Suspects arrested
Iraq and Syria seize one million captagon pills in joint operation
BAGHDAD — Iraq’s General Directorate for Narcotics Affairs announced Wednesday the seizure of one million captagon pills in a joint operation with Syrian authorities, with several suspects arrested and a trafficking network dismantled.
The directorate said the operation was based on “precise intelligence efforts and joint coordination and cooperation with security agencies in the Syrian Arab Republic,” and was carried out under the direct supervision of the Interior Minister. It said units “were able to seize one million narcotic pills of the type captagon” and arrest a number of suspects who had been planning to distribute the drugs inside Iraq.
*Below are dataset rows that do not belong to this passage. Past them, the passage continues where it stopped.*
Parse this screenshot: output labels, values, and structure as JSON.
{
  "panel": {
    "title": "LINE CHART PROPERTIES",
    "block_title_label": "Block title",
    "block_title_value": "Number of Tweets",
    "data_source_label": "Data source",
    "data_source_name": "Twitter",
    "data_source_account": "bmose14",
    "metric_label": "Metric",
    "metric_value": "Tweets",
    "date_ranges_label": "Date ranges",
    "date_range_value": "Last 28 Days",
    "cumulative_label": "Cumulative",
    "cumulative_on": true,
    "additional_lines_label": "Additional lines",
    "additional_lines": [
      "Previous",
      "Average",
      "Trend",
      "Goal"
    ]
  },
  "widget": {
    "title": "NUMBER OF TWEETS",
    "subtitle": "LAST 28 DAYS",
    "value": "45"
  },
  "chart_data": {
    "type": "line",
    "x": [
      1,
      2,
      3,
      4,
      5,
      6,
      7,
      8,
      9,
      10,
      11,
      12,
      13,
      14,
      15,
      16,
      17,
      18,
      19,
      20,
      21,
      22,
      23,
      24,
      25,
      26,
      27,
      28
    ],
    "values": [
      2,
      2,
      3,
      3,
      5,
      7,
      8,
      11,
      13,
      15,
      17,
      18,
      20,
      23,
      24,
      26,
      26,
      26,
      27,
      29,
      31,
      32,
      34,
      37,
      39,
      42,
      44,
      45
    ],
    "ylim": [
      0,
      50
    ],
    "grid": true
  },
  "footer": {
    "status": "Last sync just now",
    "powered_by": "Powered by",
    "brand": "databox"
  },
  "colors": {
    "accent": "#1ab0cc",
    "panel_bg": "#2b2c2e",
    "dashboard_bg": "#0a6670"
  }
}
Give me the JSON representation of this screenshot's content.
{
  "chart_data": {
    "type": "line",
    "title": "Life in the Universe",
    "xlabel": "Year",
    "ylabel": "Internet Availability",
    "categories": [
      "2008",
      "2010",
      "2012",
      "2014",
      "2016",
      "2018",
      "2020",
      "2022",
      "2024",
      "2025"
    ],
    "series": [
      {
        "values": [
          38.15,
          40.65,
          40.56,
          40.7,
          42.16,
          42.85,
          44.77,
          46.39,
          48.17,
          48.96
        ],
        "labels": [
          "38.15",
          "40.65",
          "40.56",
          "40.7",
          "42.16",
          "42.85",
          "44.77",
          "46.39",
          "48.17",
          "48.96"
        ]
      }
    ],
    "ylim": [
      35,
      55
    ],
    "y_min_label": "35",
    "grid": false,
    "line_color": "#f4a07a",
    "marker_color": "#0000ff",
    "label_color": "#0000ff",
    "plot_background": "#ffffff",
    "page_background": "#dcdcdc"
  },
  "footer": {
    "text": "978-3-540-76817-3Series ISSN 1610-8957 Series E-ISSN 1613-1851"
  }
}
The seizure is the latest in a series of coordinated Iraq-Syria narcotics operations. In March, Iraqi authorities dismantled a network inside Syria and seized more than 200,000 captagon pills. In January, a joint operation yielded around 2.5 million pills and arrests in both countries. In July 2025, more than 1.35 million pills were seized in a cross-border raid, and in December 2025, internationally wanted suspects were arrested alongside around 200,000 pills in a joint border operation.
Iraq has faced growing narcotics challenges, evolving from a transit corridor into both a consumer market and redistribution hub, with traffickers increasingly using sophisticated cross-border networks and, in some cases, aerial methods such as GPS-equipped balloons to move drugs across the Anbar border.